Gut health has always been important, but it’s seen its time in the limelight a lot more in the past few years. Research has found that a healthy gut contributes to a strong immune system, heart health, brain health and better sleep. What supports your gut in its digestive functions? Enzymes. These proteins help convert your food and nutrients into substances that your body can digest, making them absolutely essential to keep your gut health in top shape. Here’s everything you need to know about enzymes, why they matter, how you can include them in your diet and the best forms of supplementation.
Digestive enzymes 101
“Digestive enzymes are released in the cephalic phase of digestion, which starts at the thought of the smell or taste of the food, and helps to facilitate 20 to 30 per cent of the process before the food even enters the system,” says Janvi Chitalia, Mumbai-based integrative gut microbiome health coach and functional medicine nutritionist. “The key of the digestive enzyme is to break down a specific nutrient to the form where it can be absorbed easily.” This naturally makes having a healthy amount of enzymes in your body essential for a healthy gut. You may be consuming a balanced diet, but if your body is unable to process them to use as fuel for energy, the nutrients are essentially going to waste. Chitalia explains the different types of digestive enzymes and their functions.
- Amylase: This breaks down starches and carbohydrates into sugars. Amylase is produced in the salivary glands, pancreas, and small intestine.
- Protease: This helps break down protein into amino acids. Protease is produced in the stomach, pancreas and small intestine; most reactions occur in the stomach. Small intestine proteases are produced in the stomach and pancreas such as pepsin and trypsin and chymotrypsin. Pepsin is one of the main enzymes used to break down proteins into peptides.
- Lipase: Lipase helps break down lipids into glycerol and fatty acids. Lipase is produced in the pancreas and small intestine.
- Lactase: Lactase is an enzyme known to break down lactose, a sugar found in dairy products into simpler forms of sugar that are easily absorbed such as glucose and galactose. Often people lose the partial capacity of this enzyme by the age of three and find it hard to break down lactose in the body, found substantially in milk and can cause lactose intolerance.
- Maltase: Maltase is secreted by the small intestine and its role is to break down malt into glucose that the body can use as fuel for energy. Starch is partially transformed into maltose by the amylase enzyme and then into glucose.

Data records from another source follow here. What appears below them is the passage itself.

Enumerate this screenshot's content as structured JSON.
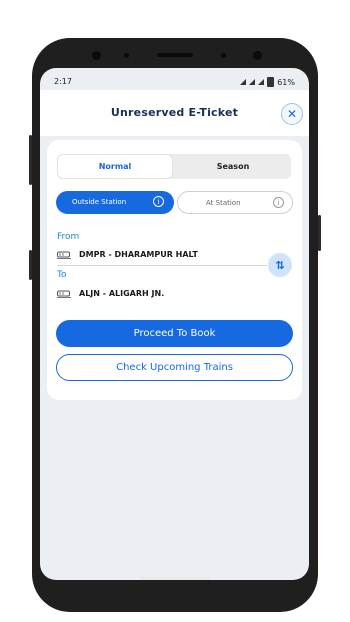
{
  "status_bar": {
    "time": "2:17",
    "battery": "61%"
  },
  "header": {
    "title": "Unreserved E-Ticket",
    "close_symbol": "✕"
  },
  "ticket_type": {
    "options": [
      "Normal",
      "Season"
    ],
    "selected": "Normal"
  },
  "location_mode": {
    "options": [
      "Outside Station",
      "At Station"
    ],
    "selected": "Outside Station",
    "info_symbol": "i"
  },
  "from": {
    "label": "From",
    "station": "DMPR - DHARAMPUR HALT"
  },
  "to": {
    "label": "To",
    "station": "ALJN - ALIGARH JN."
  },
  "swap_symbol": "⇅",
  "actions": {
    "proceed": "Proceed To Book",
    "check_trains": "Check Upcoming Trains"
  },
  "colors": {
    "primary": "#1769e0",
    "label": "#1d8ad4",
    "title": "#1a2e57",
    "background": "#ebeff3"
  }
}
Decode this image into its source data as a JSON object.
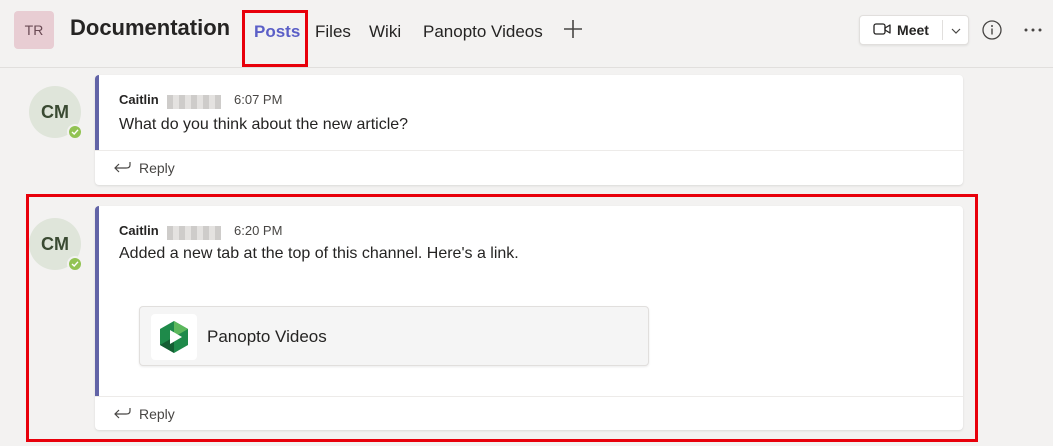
{
  "header": {
    "team_initials": "TR",
    "channel_title": "Documentation",
    "tabs": [
      {
        "label": "Posts",
        "active": true
      },
      {
        "label": "Files",
        "active": false
      },
      {
        "label": "Wiki",
        "active": false
      },
      {
        "label": "Panopto Videos",
        "active": false
      }
    ],
    "meet_label": "Meet"
  },
  "posts": [
    {
      "avatar_initials": "CM",
      "author": "Caitlin",
      "time": "6:07 PM",
      "message": "What do you think about the new article?",
      "reply_label": "Reply"
    },
    {
      "avatar_initials": "CM",
      "author": "Caitlin",
      "time": "6:20 PM",
      "message": "Added a new tab at the top of this channel. Here's a link.",
      "card_title": "Panopto Videos",
      "reply_label": "Reply"
    }
  ],
  "colors": {
    "accent": "#5b5fc7",
    "post_border": "#6264a7",
    "highlight": "#e8000b",
    "presence": "#92c353",
    "panopto_green": "#1e8a4a"
  }
}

- Phytase: Phytase supports the digestion of phytic acid in grains, nuts, and legumes.
- Cellulase: Cellulase aids in converting cellulose, a type of plant fibre into beta glucose.
Foods that contain enzymes to aid digestion
“People who complain of gas, flatulence, digestive discomfort, disturbed stools, and feel like food sits in their stomach for hours after eating should consider using digestive enzymes. A specific pattern after each meal of discomfort can be a sign to look out for,” explains Chitalia.
Fruits are a great source. Pineapples, kiwis and papayas boast enzymes that help break down and digest proteins in the best way, while mangoes contain amylase, which works well for carbohydrates. Even avocados are a great gut food—it contains the lipase, which aids in metabolising fat. “It would help to ensure that you eat these fruits fresh and raw which helps to keep the enzymes intact. Also, you should preferably consume them in the first half of the day when the digestive fire of the body is higher,” says Chitalia.